Hidden prices on health care should be illegal

Two major events, one in the private sector, one in the public, demonstrate that the health care industry is being dragged kicking and screaming into a new world where consumers can finally determine the prices and quality of care.

The Centers of Medicare & Medicaid Services (CMS) just released eight gigabytes of data on what doctors are being paid. The revelation that some docs are taking home millions from the federal government, against a backdrop of the provider industry complaining eternally about the low levels of reimbursements, sent shock waves through the industry.

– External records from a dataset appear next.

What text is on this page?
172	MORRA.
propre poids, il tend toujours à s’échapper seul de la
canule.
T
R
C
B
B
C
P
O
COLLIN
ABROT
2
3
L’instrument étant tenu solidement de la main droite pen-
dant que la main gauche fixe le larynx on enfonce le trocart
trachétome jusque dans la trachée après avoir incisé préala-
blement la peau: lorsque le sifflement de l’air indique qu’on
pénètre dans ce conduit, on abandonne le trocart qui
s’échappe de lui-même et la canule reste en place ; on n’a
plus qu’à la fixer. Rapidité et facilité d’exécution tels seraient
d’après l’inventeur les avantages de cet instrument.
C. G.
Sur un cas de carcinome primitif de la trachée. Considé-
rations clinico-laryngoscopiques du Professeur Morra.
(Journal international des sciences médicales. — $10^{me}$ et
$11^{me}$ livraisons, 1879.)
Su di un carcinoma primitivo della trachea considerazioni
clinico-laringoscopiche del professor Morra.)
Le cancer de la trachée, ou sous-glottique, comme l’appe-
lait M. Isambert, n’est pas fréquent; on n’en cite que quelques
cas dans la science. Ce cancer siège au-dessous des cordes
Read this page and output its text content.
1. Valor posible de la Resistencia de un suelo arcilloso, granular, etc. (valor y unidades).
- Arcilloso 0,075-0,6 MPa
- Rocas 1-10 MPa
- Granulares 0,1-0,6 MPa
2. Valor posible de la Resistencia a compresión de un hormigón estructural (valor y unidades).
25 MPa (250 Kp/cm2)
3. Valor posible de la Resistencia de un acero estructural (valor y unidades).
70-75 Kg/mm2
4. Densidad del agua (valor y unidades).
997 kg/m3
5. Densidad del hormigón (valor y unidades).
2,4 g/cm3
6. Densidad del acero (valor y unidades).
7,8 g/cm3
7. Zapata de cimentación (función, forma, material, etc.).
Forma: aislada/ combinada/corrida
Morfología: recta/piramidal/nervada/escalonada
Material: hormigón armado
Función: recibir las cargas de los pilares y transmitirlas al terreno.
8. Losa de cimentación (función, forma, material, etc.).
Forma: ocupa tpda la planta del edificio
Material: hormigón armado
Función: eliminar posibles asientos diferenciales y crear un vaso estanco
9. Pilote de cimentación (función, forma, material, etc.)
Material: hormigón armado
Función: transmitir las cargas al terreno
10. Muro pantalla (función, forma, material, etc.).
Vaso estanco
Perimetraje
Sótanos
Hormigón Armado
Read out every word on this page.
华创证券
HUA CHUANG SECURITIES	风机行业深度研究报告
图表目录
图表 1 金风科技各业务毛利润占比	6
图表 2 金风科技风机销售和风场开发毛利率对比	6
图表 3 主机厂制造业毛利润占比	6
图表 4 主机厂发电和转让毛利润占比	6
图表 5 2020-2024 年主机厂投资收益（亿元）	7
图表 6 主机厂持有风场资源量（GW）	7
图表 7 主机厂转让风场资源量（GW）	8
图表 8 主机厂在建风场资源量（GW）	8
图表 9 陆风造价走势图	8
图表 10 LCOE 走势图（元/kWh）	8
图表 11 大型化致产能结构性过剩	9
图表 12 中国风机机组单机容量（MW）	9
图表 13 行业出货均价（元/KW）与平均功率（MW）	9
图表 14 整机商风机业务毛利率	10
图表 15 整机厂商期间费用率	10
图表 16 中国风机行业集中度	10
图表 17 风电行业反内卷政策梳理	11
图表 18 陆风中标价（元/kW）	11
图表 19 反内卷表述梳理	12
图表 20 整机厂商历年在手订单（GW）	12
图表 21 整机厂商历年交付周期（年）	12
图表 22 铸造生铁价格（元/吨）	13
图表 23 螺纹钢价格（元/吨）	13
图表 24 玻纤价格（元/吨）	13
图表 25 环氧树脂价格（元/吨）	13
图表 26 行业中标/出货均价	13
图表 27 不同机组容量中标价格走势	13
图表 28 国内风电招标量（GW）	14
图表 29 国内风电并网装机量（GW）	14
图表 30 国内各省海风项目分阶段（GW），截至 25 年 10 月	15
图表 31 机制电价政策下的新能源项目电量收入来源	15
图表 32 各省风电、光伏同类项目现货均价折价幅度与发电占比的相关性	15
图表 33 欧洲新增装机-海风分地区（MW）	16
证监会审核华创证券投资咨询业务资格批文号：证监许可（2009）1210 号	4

The huge data release, which was fought by all the incumbent interests who gain from inscrutable pricing and quality metrics, was long overdue. After all, this is public data. It should be subject to the Freedom of Information Act.

About the same time, a Silicon Valley startup called Castlight went public. If you don’t think there’s an emerging market for transparent price and quality information, think again. With only $13 million in 2013 revenues, Castlight is priced at more than $1 billion following its initial public offering.

That’s a big vote of confidence in Castlight’s business model, which simply sells information on health care procedures to self-insured customers.
Four of five U.S. companies with more than 200 employees are now self-insured. And a majority of those companies have moved their people to what’s called a consumer-driven health plan (CDHP), a high deductible plan, usually offset by a personal health account. That means an army of their employees now have skin in the game.

As consumers, they need to know what they are buying from doctors and hospitals and for how much. They need consumer information. It is no longer a top-down, do-whatever-the-doctor-says script.

With prices routinely varying as much as 400% in the dysfunctional market for medical treatment, the savings from a smart buy on just one or two procedures can more than cover the employer cost of providing the transparency tool. Hip replacement surgeries can vary, for instance, from $27,000 to more than $100,000 in Wisconsin. (Disclosure: I am an angel investor in a startup competitor of Castlight called Alithias that has sold a transparency tool to mid-size companies in Wisconsin, including Vollrath, Menasha Corp., Bemis Manufacturing and Sargento.
The need for clear information goes beyond self-insured employers. About one in four Americans is now on a high deductible plan, and that percentage is growing fast. Many of the plans sold on the government exchanges are high deductible plans. Even some state and local government payers are moving to consumer-driven plans.

The biggest obstacle for companies like Castlight and Alithias (there are about more than a dozen such vendors) is the unwillingness of health insurers and providers to turn over claims data – even when their customers, such as the self-insured employers, ask for their own data.

Believe it or not, there are confidentiality clauses between insurers and providers on price data as part of their mutual contracts. Clearly, such clauses ought to be prohibited by law. Consumers have the right to unfettered information, just like they do when buying a house or a car.

So said one of President Obama’s first advisors on health care. Dr. Robert Kocher wrote recently: “First, we need to embrace a transparency imperative, which says that all data on price, utilization, and quality of health care are made public unless there is a compelling reason not to do so – and enshrine it into law, mandating that all payers, public and private, must make claims data publicly available, with privacy protections.”

Right on. Individual patient data must be de-identified, but the aggregated data has to be public information.

Governors and legislators could follow the CMS lead and move the transparency train faster and further down the track by making the state’s claims data public as well. Medicare now provides both retail prices, what I call sticker prices, and the discounted prices it actually pays to doctors. The state data would be additive.

Payers will be using use that CMS data in creative ways to cut through the maze of discounts, such as:

• Paying some percentage over Medicare prices, say 125% or 140%. It’s already being done.

• Paying bundled or all-in prices for an episode of care. It’s already being done.

• Setting a maximum price, available at the best-run providers. It’s already being done under the name of Reference Based Pricing.

It’s a new day for American health care. A bright light is finally piercing the great fog bank surrounding the value propositions in this opaque industry.